The deer harvest could dip as low as 120,000, the Department of Natural Resources said, less than half the 272,000 animals taken as recently as 2006.
The deer population already had been intentionally lowered by wildlife managers before it was racked by the past two brutal winters. As a result, in 95 percent of the state this fall, hunters will be restricted to one deer, and in the northeast, only bucks can be targeted — a restriction that also applies to youths, archers and disabled hunters.
Recently, hunters could take up to five deer in some areas.
“We haven’t seen bucks-only hunting in Minnesota in many, many years,” said Steve Merchant, Department of Natural Resources wildlife populations and regulations manager. “This is a very conservative strategy to protect antlerless deer.
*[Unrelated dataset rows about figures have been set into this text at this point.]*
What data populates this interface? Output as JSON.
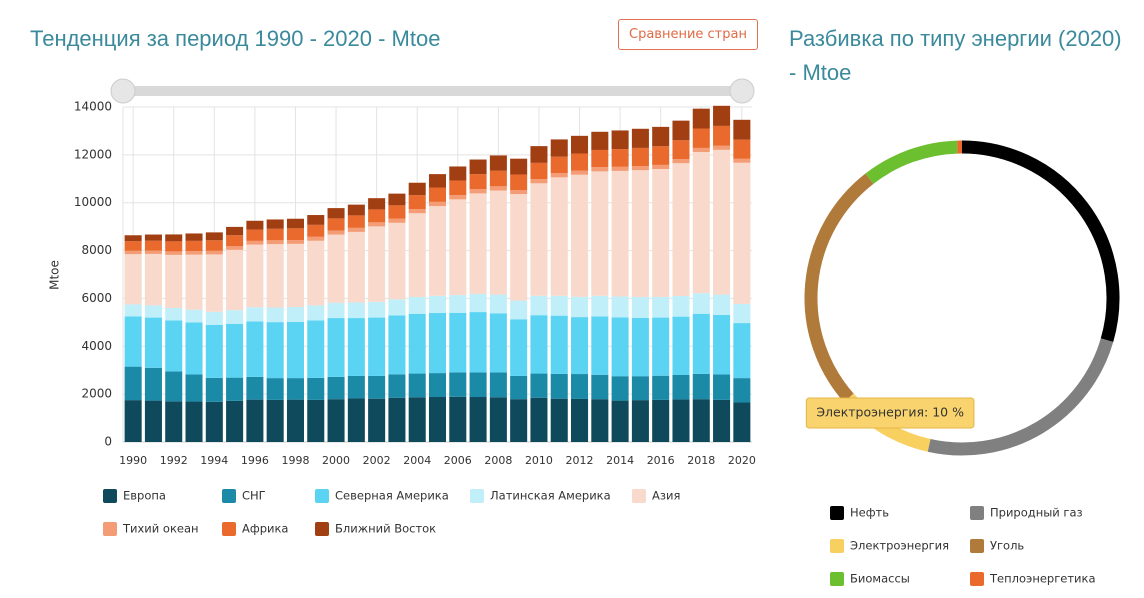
{
  "button": "Сравнение стран",
  "chart_data": [
    {
      "type": "bar",
      "stacked": true,
      "title": "Тенденция за период 1990 - 2020 - Mtoe",
      "y_label": "Mtoe",
      "categories": [
        "1990",
        null,
        "1992",
        null,
        "1994",
        null,
        "1996",
        null,
        "1998",
        null,
        "2000",
        null,
        "2002",
        null,
        "2004",
        null,
        "2006",
        null,
        "2008",
        null,
        "2010",
        null,
        "2012",
        null,
        "2014",
        null,
        "2016",
        null,
        "2018",
        null,
        "2020"
      ],
      "ylim": [
        0,
        14000
      ],
      "yticks": [
        0,
        2000,
        4000,
        6000,
        8000,
        10000,
        12000,
        14000
      ],
      "grid": true,
      "legend": "bottom",
      "series": [
        {
          "name": "Европа",
          "color": "#0f4a5c",
          "values": [
            1750,
            1730,
            1700,
            1690,
            1680,
            1720,
            1770,
            1760,
            1770,
            1760,
            1790,
            1820,
            1810,
            1850,
            1870,
            1880,
            1890,
            1880,
            1870,
            1790,
            1850,
            1810,
            1800,
            1790,
            1730,
            1750,
            1760,
            1780,
            1790,
            1760,
            1650
          ]
        },
        {
          "name": "СНГ",
          "color": "#1b8aa6",
          "values": [
            1400,
            1370,
            1250,
            1130,
            1000,
            970,
            950,
            910,
            900,
            920,
            930,
            940,
            950,
            980,
            990,
            1000,
            1020,
            1030,
            1040,
            970,
            1010,
            1040,
            1040,
            1020,
            1020,
            1000,
            1010,
            1020,
            1060,
            1060,
            1020
          ]
        },
        {
          "name": "Северная Америка",
          "color": "#5bd4f4",
          "values": [
            2100,
            2100,
            2130,
            2180,
            2210,
            2250,
            2320,
            2340,
            2350,
            2400,
            2460,
            2420,
            2440,
            2460,
            2500,
            2510,
            2490,
            2520,
            2470,
            2370,
            2440,
            2430,
            2380,
            2440,
            2460,
            2440,
            2430,
            2440,
            2510,
            2490,
            2300
          ]
        },
        {
          "name": "Латинская Америка",
          "color": "#c0effa",
          "values": [
            500,
            510,
            520,
            530,
            550,
            570,
            590,
            610,
            620,
            630,
            640,
            650,
            660,
            670,
            700,
            720,
            740,
            760,
            780,
            780,
            810,
            830,
            850,
            860,
            870,
            870,
            860,
            860,
            860,
            850,
            800
          ]
        },
        {
          "name": "Азия",
          "color": "#f8d9cb",
          "values": [
            2100,
            2150,
            2220,
            2300,
            2400,
            2520,
            2620,
            2650,
            2640,
            2700,
            2850,
            2950,
            3150,
            3200,
            3500,
            3750,
            4000,
            4200,
            4350,
            4450,
            4700,
            4950,
            5100,
            5200,
            5250,
            5300,
            5350,
            5550,
            5900,
            6050,
            5900
          ]
        },
        {
          "name": "Тихий океан",
          "color": "#f39c76",
          "values": [
            140,
            140,
            145,
            145,
            150,
            150,
            155,
            160,
            160,
            165,
            165,
            170,
            170,
            170,
            175,
            175,
            175,
            175,
            175,
            170,
            175,
            175,
            175,
            175,
            170,
            170,
            170,
            170,
            170,
            170,
            165
          ]
        },
        {
          "name": "Африка",
          "color": "#ea6a2d",
          "values": [
            400,
            410,
            420,
            430,
            440,
            460,
            470,
            480,
            490,
            500,
            510,
            520,
            540,
            560,
            580,
            600,
            610,
            630,
            650,
            650,
            680,
            690,
            710,
            720,
            740,
            760,
            780,
            790,
            810,
            830,
            800
          ]
        },
        {
          "name": "Ближний Восток",
          "color": "#a23f12",
          "values": [
            250,
            260,
            290,
            310,
            330,
            350,
            370,
            390,
            400,
            410,
            430,
            450,
            470,
            490,
            520,
            560,
            590,
            610,
            640,
            660,
            700,
            720,
            740,
            760,
            780,
            800,
            810,
            820,
            830,
            840,
            830
          ]
        }
      ]
    },
    {
      "type": "donut",
      "title": "Разбивка по типу энергии (2020) - Mtoe",
      "legend": "bottom",
      "categories": [
        "Нефть",
        "Природный газ",
        "Электроэнергия",
        "Уголь",
        "Биомассы",
        "Теплоэнергетика"
      ],
      "values": [
        29.5,
        24,
        10,
        26,
        10,
        0.5
      ],
      "value_labels": [
        null,
        null,
        "Электроэнергия: 10 %",
        null,
        null,
        null
      ],
      "colors": [
        "#000000",
        "#808080",
        "#f8d060",
        "#b07a3a",
        "#6cbf2e",
        "#ea6a2d"
      ]
    }
  ]
}
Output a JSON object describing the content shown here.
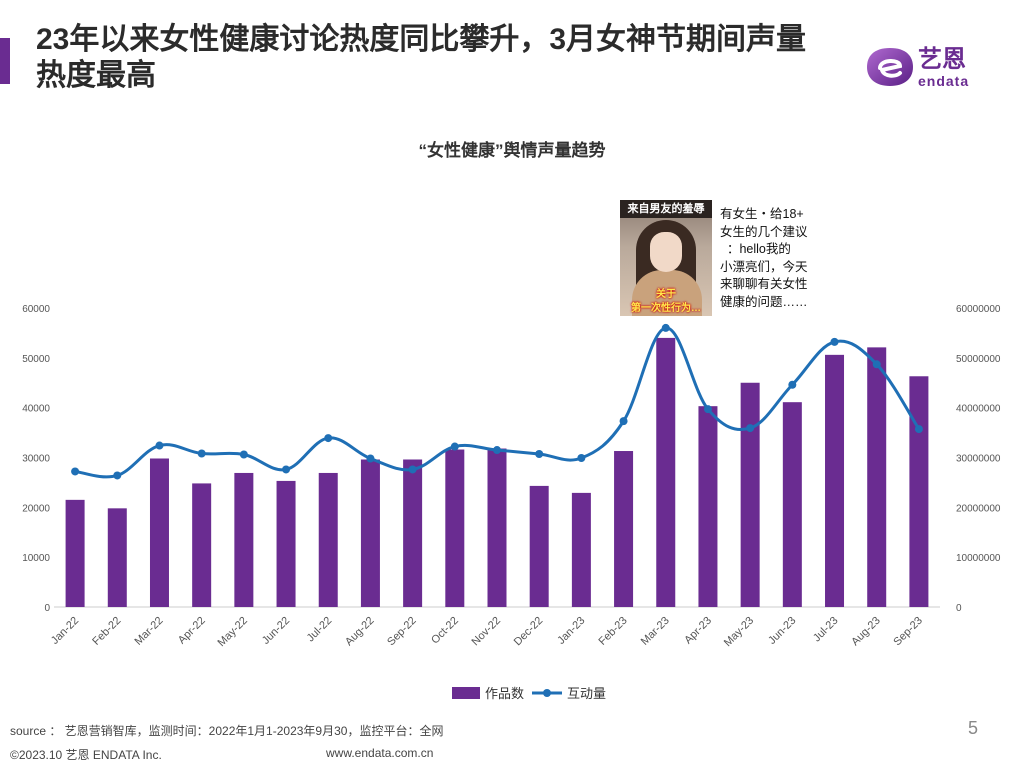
{
  "header": {
    "title": "23年以来女性健康讨论热度同比攀升，3月女神节期间声量热度最高",
    "logo_cn": "艺恩",
    "logo_en": "endata"
  },
  "post": {
    "thumb_top": "来自男友的羞辱",
    "thumb_bottom": "关于\n第一次性行为…",
    "text": "有女生・给18+\n女生的几个建议\n  ：hello我的\n小漂亮们，今天\n来聊聊有关女性\n健康的问题……"
  },
  "chart_data": {
    "type": "bar",
    "title": "“女性健康”舆情声量趋势",
    "categories": [
      "Jan-22",
      "Feb-22",
      "Mar-22",
      "Apr-22",
      "May-22",
      "Jun-22",
      "Jul-22",
      "Aug-22",
      "Sep-22",
      "Oct-22",
      "Nov-22",
      "Dec-22",
      "Jan-23",
      "Feb-23",
      "Mar-23",
      "Apr-23",
      "May-23",
      "Jun-23",
      "Jul-23",
      "Aug-23",
      "Sep-23"
    ],
    "series": [
      {
        "name": "作品数",
        "type": "bar",
        "axis": "left",
        "values": [
          21500,
          19800,
          29800,
          24800,
          26900,
          25300,
          26900,
          29600,
          29600,
          31600,
          31800,
          24300,
          22900,
          31300,
          54000,
          40300,
          45000,
          41100,
          50600,
          52100,
          46300
        ]
      },
      {
        "name": "互动量",
        "type": "line",
        "axis": "right",
        "values": [
          27200000,
          26400000,
          32400000,
          30800000,
          30600000,
          27600000,
          33900000,
          29800000,
          27600000,
          32200000,
          31500000,
          30700000,
          29900000,
          37300000,
          56000000,
          39700000,
          35900000,
          44600000,
          53200000,
          48700000,
          35700000
        ]
      }
    ],
    "ylim_left": [
      0,
      60000
    ],
    "ylim_right": [
      0,
      60000000
    ],
    "yticks_left": [
      "0",
      "10000",
      "20000",
      "30000",
      "40000",
      "50000",
      "60000"
    ],
    "yticks_right": [
      "0",
      "10000000",
      "20000000",
      "30000000",
      "40000000",
      "50000000",
      "60000000"
    ],
    "colors": {
      "bar": "#6a2c91",
      "line": "#1f6fb5"
    },
    "legend_position": "bottom"
  },
  "footer": {
    "source": "source ： 艺恩营销智库，监测时间：2022年1月1-2023年9月30，监控平台：全网",
    "page": "5",
    "copyright": "©2023.10  艺恩 ENDATA Inc.",
    "site": "www.endata.com.cn"
  }
}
We are going to see our deer herd grow as a result.”
Kristian Jankofsky, 39, an avid hunter who lives near Chisholm in the northeast, said the restrictive regulations aren’t a surprise, given the severe winters that have pummeled the region’s deer herd.
“Generally hunters are pretty disappointed [in the declining deer herd,” he said. “They liked the fact that they could hunt multiple seasons and kill multiple deer [in the past].”
Merchant said officials expect some hunters might sit out the season because of the tighter regulations. If so, fewer licenses will be sold and the state’s half-billion-dollar deer hunting economy could take a hit.
“I’m sure there will be fewer deer hunters this year, but I don’t think it will be a lot [fewer],” Merchant said. “In Minnesota, deer hunting is more than a body count. Most hunters will still go to deer camp. Fewer hunters will shoot deer, but that’s a small part of deer hunting.”
Jankofsky hunts with seven others at his deer camp.
“It will definitely impact us,” he said. “We like to eat deer. There’s a big communal-social aspect of gathering this meat and sharing it with families throughout the year.”
Mark Johnson, executive director of the 15,000-member Minnesota Deer Hunters Association, said he is pleased the DNR is trying to increase deer numbers. Most hunters will accept the lower harvest this year, he said, knowing the results should mean more deer in following years.
“It’s short-term pain for long-term gain,” he said.
Still, other hunters have questioned the DNR’s recent strategy to reduce the deer population in some areas by liberalizing hunting regulations. Many hunters at DNR “listening sessions” last winter said the populations had been reduced too much in some areas. Others in the state, worried about forest plant diversity and crop depredation, believe Minnesota still has too many deer.
“We did very aggressively harvest deer to lower deer populations,” Merchant said. “But two severe winters is what really packed a punch that has resulted in the population being well below goal now.”
He said the deer herd can rebound rather quickly.
“We’ve been through this before. It’s amazingly similar to what occurred in 1996-97” after consecutive brutal winters. Three years later, hunters were harvesting record numbers of whitetails, he said.
But all bets are off if another severe winter strikes.